Emma-Lee made herself comfortable on the arm of Charlie’s armchair. “He certainly sounds very pleasant.”

“Yes, pleasant. And sitting next to him on that box seat yesterday, now that was very pleasant as well.” Charlie grinned up at her. “It is most shocking, is it not?”

“Most,” Emma-Lee agreed. “Do continue.”

Charlie leaned her head against her friend’s shoulder “He smells very nice. And he has those lovely big hands.” She stretched out her right arm in front of her and wriggled her fingers. “They are quite lovely in gloves, but when everybody sits down to supper at the end of a ball, I can’t help looking at them in the, you know—” Her voice dropped to a whisper. “—nude.”

The two girls exchanged a glance before they burst into giggles.

“I suppose he would be much shocked if he knew that I am fantasizing about his hands,” Charlie finally gasped.

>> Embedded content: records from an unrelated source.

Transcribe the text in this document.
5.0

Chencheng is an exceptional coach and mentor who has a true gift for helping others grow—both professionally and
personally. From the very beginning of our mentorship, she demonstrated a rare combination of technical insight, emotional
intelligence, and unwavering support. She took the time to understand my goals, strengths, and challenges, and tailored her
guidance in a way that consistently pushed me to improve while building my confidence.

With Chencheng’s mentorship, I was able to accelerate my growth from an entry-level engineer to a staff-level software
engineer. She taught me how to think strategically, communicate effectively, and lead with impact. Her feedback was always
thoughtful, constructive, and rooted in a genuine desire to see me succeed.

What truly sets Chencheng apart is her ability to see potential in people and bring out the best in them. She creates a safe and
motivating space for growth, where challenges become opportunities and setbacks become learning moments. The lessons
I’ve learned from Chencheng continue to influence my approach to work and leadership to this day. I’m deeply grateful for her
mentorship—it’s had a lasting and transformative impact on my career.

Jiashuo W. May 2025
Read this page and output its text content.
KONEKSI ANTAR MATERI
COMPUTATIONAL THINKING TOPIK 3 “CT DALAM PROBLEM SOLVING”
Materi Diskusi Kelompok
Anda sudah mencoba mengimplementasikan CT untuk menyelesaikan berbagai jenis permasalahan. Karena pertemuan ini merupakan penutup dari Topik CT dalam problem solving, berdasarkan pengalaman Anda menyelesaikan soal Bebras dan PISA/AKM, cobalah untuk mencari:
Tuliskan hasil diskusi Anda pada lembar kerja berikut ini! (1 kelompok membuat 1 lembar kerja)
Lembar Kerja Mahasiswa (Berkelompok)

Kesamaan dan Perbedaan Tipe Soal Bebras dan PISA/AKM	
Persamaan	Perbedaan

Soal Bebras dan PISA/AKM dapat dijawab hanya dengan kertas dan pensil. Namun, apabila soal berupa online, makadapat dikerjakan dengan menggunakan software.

“Fantasizing!” Emma-Lee’s brows rose. “You’ve said nothing about fantasizing, Carlotta Stanton!”

“I know, it is most shocking. But his hands are so big and brawny and… and manly.” Charlie gave a happy sigh. “I never knew that hands could be so fascinating.” She glanced up at her friend. “Do you think I might be developing a brain fever? When I sat next to him in that phaeton, my body felt all warm and tingly. Prickly. As if I had fallen into nettles. Though not as unpleasant.”

“One should hope not!” Emma-Lee murmured.

6 thoughts on “An Interview with Sandra Schwab

  1. Hi Sandra!

    Congrats on your new release! I found CASTLE OF THE WOLF by accident, in paperback, years ago and it’s one of my fave books! I’m looking forward to checking out SPRINGTIME PLEASURES! 🙂


    • Thank you so much, Jane! I have a soft spot in my heart for CASTLE as I wove my childhood memories of the Black Forest into the novel. I’m happy to say that I will re-release a new digital edition in a few days’ time.

      Anyway, I hope you’ll enjoy Charlie & Griff’s story!